ActsAsAuthenticated, insecure by default?
ActsAsAuthenticathed is probably the most widely used (and deployed) plugin for managing user registration/authentication in a rails application.
As everything coming from Rick Olson it's great, giving you a complete authentication system in few steps, with a lot of tweaking points that allows you to make it suitable to your setup.
But I think the default configuration is a bit insecure.
Point is, the default encryption routine (done in #encrypt in model.rb) uses a SHA1 digest to cypher the password. But SHA1 is designed to be a fast digest function, not a password cypher. Moreover, the default password length is restricted in the 4..40 range.
Thus, supposing a user has a password with the standard characters in the [_-a-zA-Z0-9] range, the number of different combination for an acceptable password is 64^4< 17 milions.
This may seem a lot, but if you think about it is not so much, using a dumb ruby script on my old box I can find all the hashes for this kind of password in about three minutes. Yeah, in ruby, with gc kicking in and everything. Having a salt is of no importance, it just avoids finding multiple passwords at once.
Now, if you think that there are things like NSA@Home that will try all the possible passwords of 8 characters in one day (64^8 =~ 3e14), this does not sound really secure.
I'm not a security expert, but I believe this should not be like that. I'd say that to make it a bit more secure you could change the Model#encrypt method to do multiple iterations, say
def self.encrypt(password, salt)
cypher = password
1000.times do
cypher= Digest::SHA1.hexdigest("#{salt}#{cypher}")
end
cypher
end
But even there, I'm not a cryptanalist so I don't know if there is something like "the n iteration of SHA1(string of k elements) may be computed in time O(log(n*k))". Cryptopeople may do stuff like that, all the time, for what I know.
So this is basically a question: is AAA slightly insecure by default? If that is true, what would you use as the encrypt function?
8 Responses to “ActsAsAuthenticated, insecure by default?”
Sorry, comments are closed for this article.
December 24th, 2007 at 03:38 PM
I am no security expert, but I do think your analysis is too simple, and the objections are actually invalid.
AAA uses a per-user salt that prevents dictionary attacks like the one you seem to base your doubts on, see http://www.matasano.com/log/958/enough-with-the-rainbow-tables-what-you-need-to-know-about-secure-password-schemes/.
Please be extra careful with posts like this, they could spread FUD unintentionally.
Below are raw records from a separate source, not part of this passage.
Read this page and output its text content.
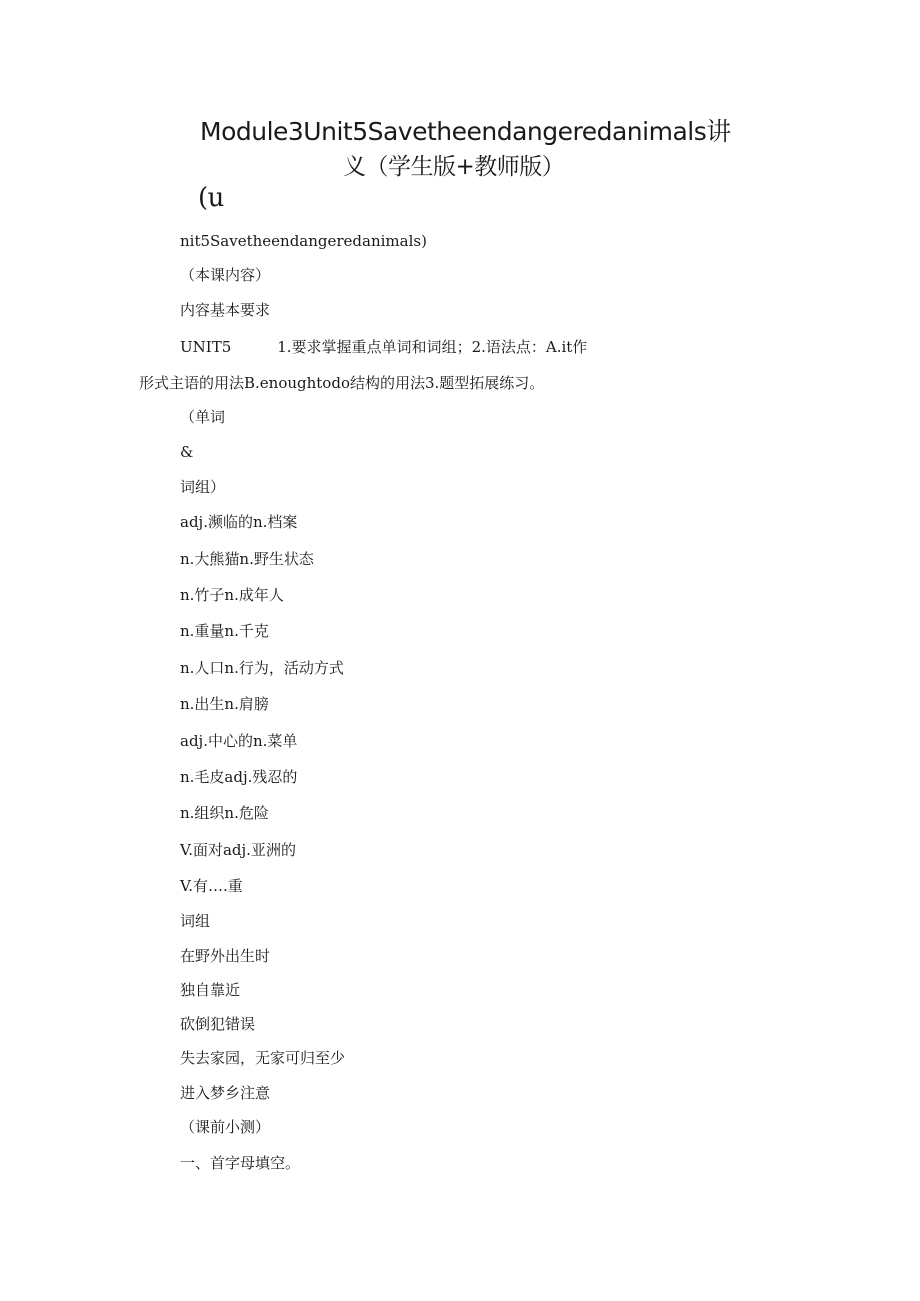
Module3Unit5Savetheendangeredanimals讲
义（学生版+教师版）
(u
nit5Savetheendangeredanimals)
（本课内容）
内容基本要求
UNIT5	1.要求掌握重点单词和词组；2.语法点：A.it作
形式主语的用法B.enoughtodo结构的用法3.题型拓展练习。
（单词
&
词组）
adj.濒临的n.档案
n.大熊猫n.野生状态
n.竹子n.成年人
n.重量n.千克
n.人口n.行为，活动方式
n.出生n.肩膀
adj.中心的n.菜单
n.毛皮adj.残忍的
n.组织n.危险
V.面对adj.亚洲的
V.有….重
词组
在野外出生时
独自靠近
砍倒犯错误
失去家园，无家可归至少
进入梦乡注意
（课前小测）
一、首字母填空。
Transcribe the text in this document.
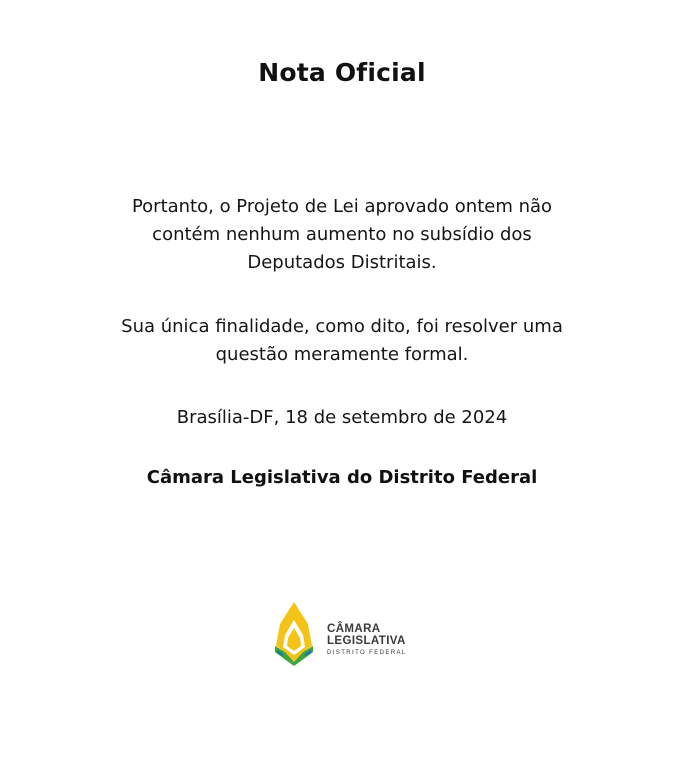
Nota Oficial
Portanto, o Projeto de Lei aprovado ontem não
contém nenhum aumento no subsídio dos
Deputados Distritais.
Sua única finalidade, como dito, foi resolver uma
questão meramente formal.
Brasília-DF, 18 de setembro de 2024
Câmara Legislativa do Distrito Federal
CÂMARA
LEGISLATIVA
DISTRITO FEDERAL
December 24th, 2007 at 04:07 PM
Per-user salt doesn’t prevent brute-force attacks; it only renders rainbow tables ineffective. By the way, the description of rainbow tables in the article you linked to is wrong: there’s a little more to a rainbow table than a list of passwd:hash associations.
4-char passwords are ridiculously unsafe; ActsAsAuthenticathed seems very naïf.
December 24th, 2007 at 04:20 PM
xavier: I was not referring to dictionary attacks, but maybe because I think of dictionary in contrast to brute force. If you equate dictionary to rainbow tables, yeah, I agree that per user salting avoids it, but I was not talking about that. Thanks for the link though, it confirms that you should not use SHA1 to has passwords :)
mfp: I believe the linked post is being simplistic in exchange for clarity?
December 24th, 2007 at 04:28 PM
I mean, the article makes legitimate points.
But for me there’s a distance between being “insecure” and having a default password schema generated in user.rb that may be good enough for some, but that can be made stronger if you wish.
December 24th, 2007 at 10:16 PM
Before you haul off and implement your own key stretching algorithm, check out bcrypt-ruby. It’s a Ruby wrapper for the bcrypt() algorithm developed by the OpenBSD project.
December 25th, 2007 at 01:05 AM
thanks for the hint Coda, actually I just found out today about it earlier today and it seems great.
I’m going to thank you for the actual code as soon as I have it working in my hosting environment :)
December 25th, 2007 at 03:48 AM
There is going to be little difference between hashing the password once or a thousand times because the output generated is going to be completely predictable.
December 25th, 2007 at 11:10 AM
RJ: would you mind explaining a bit more? The output is always going to be predictable, it’s a deterministic function. You mean that the Nth iteration of sha1 is reachable in sublinear time?